Pharmacological prevention

Until now, there has been no consensus regarding the pharmacological prevention of TTS. Thus, Santoro et al. found that the recurrence rate was lower with the use of beta-blockers (1.81%) compared with the control group (2.86%). The relapse rate with ACE inhibitors, aspirin, and statins was statistically less significant and amounted to 0.5% compared to 0% in the control group [136]. Contradicting results were obtained by Singh et al. in a meta-analysis showing that ACE inhibitors, and not beta-blockers, reduce the risk of recurrence [170]. Researchers suggested that β2-adrenoceptors are involved in the TTS pathogenesis so that the action of selective β1-adrenoblockers is neither practical nor helpful. In contrast, ACE inhibitors, according to the researchers, may reduce the risk of recurrent TTS through anti-inflammatory or sympathetic activity. The same results were obtained by Brunetti et al. in a 2016 study [131]. In 2021, a study was carried out to investigate the long-term effects of TTS. Patients were followed up for 5.2 years, and it was noted that recurrence and mortality were lower after therapy with beta blockers alone compared with patients taking ACE inhibitors only [172].

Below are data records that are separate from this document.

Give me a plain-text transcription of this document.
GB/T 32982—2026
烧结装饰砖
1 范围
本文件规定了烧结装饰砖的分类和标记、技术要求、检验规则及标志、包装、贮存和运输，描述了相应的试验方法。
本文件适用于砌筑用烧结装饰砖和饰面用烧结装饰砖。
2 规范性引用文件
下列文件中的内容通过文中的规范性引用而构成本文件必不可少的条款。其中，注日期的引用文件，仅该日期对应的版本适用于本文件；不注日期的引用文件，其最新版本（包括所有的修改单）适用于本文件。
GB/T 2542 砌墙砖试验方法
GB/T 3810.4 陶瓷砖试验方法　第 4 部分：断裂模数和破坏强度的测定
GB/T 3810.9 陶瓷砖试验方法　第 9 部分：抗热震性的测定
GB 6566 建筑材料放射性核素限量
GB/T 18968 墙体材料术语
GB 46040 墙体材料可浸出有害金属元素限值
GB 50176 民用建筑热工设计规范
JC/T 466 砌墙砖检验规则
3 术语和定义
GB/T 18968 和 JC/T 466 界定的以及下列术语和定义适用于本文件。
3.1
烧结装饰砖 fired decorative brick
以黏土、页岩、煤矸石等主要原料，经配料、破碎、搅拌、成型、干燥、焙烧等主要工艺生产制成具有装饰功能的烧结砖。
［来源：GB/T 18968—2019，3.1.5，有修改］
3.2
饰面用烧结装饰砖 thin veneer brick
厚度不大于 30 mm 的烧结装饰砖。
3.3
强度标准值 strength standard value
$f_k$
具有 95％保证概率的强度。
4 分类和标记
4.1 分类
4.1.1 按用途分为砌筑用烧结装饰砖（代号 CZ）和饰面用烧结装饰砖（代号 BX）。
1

Taking antidepressants with caution

It is necessary to alleviate stress in everyday life to prevent TTS, and antidepressants should not be taken, especially SNRI, without prescription. Thus, obtaining proper medical history and identifying susceptible patients before starting antidepressants are vital in clinical practice. In addition, close follow-up care with a psychiatrist and a cardiologist is recommended to reduce TTS recurrences and long-term complications.

Changing lifestyle

As a preventive measure, it is advised to reduce the consumption of caffeine drinks and quit smoking since these are the risk factors that impair endothelial function and/or coronary blood flow reserve and increase adrenergic stimulation [184].

Conclusion

In summary, TTS is an increasingly recognized condition that can lead to less favourable outcomes comparable to those of acute coronary syndrome despite a self-limiting clinical course. Moreover, the two conditions can coexist, making diagnosis even more challenging. The existing knowledge about this syndrome is primarily based on consensus documents and current international registries. Therefore, controlled clinical trials and further research are needed to determine the optimal diagnostic approach, treatment, and prevention strategies.

Declaration of Competing Interest

The authors declare that they have no known competing financial interests or personal relationships that could have appeared to influence the work reported in this paper.